Um bom guia de campo com a identificação das espécies é outro item essencial durante a observação. Existem vários tipos. Alguns são mais específicos, mostrando as aves que vivem em determinado local. Durante o passeio, utilizamos o Guia de Campo Aves da Grande São Paulo, de autoria de Pedro Develey e Edson Endrigo, disponível no site Atualidades Ornitológicas. Normalmente são publicações fáceis de serem transportadas, com informações como medidas dos pássaros, distribuição e ilustrações.
Para quem deseja se aprofundar no tema, alguns sites são muito úteis, como o Arthur Grosset que mostra roteiros de observação em diversos locais do Brasil. Comunidades no Orkut e listas de discussões (OrnitoBR e BirdwatchingBR) são outros mecanismos que podem ajudar na hora da prática. Para quem gosta de cantos e quer utilizá-los para chamar os pássaros, o site Xeno-canto é ideal.
Associar-se a clubes de observadores é uma forma de trocar experiências. Figueiredo cita os mais conhecidos, como o Proaves, do Rio Grande do Sul, o Clube de Observadores de Aves do Rio de Janeiro, o Observadores de Aves de Pernambuco e o próprio Centro de Estudos Ornitológicos, em São Paulo. Existem outros, que também podem ser encontrados com apenas um clique.
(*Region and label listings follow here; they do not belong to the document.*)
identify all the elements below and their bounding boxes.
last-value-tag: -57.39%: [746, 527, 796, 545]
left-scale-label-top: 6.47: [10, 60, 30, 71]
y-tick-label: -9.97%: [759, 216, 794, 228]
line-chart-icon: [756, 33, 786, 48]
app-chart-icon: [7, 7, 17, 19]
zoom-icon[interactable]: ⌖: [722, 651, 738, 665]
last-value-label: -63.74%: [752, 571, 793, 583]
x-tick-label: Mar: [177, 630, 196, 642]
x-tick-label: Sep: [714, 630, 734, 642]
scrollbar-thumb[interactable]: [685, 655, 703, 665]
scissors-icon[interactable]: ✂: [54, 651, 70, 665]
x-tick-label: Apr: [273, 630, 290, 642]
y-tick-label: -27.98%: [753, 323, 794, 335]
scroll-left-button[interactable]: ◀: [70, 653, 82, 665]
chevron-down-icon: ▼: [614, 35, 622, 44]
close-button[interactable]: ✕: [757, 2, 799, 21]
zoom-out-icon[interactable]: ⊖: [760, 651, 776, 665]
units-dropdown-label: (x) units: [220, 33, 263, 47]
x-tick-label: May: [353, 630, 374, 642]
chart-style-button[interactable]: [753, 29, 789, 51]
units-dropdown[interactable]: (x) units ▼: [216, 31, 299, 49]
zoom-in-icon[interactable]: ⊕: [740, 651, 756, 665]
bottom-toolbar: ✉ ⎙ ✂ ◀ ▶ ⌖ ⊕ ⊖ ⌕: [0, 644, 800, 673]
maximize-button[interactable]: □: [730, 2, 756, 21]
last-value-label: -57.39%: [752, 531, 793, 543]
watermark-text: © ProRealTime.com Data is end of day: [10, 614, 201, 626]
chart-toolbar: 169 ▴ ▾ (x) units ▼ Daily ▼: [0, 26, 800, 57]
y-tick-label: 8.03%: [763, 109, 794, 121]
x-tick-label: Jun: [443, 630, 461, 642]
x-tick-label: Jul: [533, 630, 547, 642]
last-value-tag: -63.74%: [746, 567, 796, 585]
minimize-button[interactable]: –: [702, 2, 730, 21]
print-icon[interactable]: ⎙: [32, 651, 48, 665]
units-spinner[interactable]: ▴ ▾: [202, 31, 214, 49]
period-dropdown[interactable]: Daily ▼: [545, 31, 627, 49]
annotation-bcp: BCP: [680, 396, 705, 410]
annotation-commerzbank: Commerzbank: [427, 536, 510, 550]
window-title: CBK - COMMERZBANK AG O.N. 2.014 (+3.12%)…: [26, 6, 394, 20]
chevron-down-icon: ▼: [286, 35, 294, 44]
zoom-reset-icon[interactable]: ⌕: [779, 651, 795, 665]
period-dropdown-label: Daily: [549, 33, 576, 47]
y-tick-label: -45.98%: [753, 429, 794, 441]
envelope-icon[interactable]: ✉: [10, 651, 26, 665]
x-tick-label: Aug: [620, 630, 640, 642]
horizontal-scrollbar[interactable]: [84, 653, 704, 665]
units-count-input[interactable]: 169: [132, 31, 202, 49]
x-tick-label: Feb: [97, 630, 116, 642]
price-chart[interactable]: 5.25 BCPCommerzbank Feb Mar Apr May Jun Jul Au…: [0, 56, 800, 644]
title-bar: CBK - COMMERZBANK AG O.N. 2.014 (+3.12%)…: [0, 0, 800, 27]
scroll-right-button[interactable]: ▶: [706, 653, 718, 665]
Opção certa para aqueles que apreciam a natureza, mais especificamente as aves, o birdwatching é lazer já descoberto e praticado por milhões de pessoas em países da América do Norte e Europa. Por aqui, a prática é mais difundida entre biólogos e guias turísticos interessados em aprender sobre os pássaros, para ciceronear estrangeiros apaixonados pela riquíssima avifauna do Brasil. A atividade também atrai aqueles que querem fugir do desgaste rotineiro dos centros urbanos. Mas, a cada dia, cresce o número de brasileiros que encontram na observação de aves algo que vai além de uma válvula de escape: o amor pelos bichos.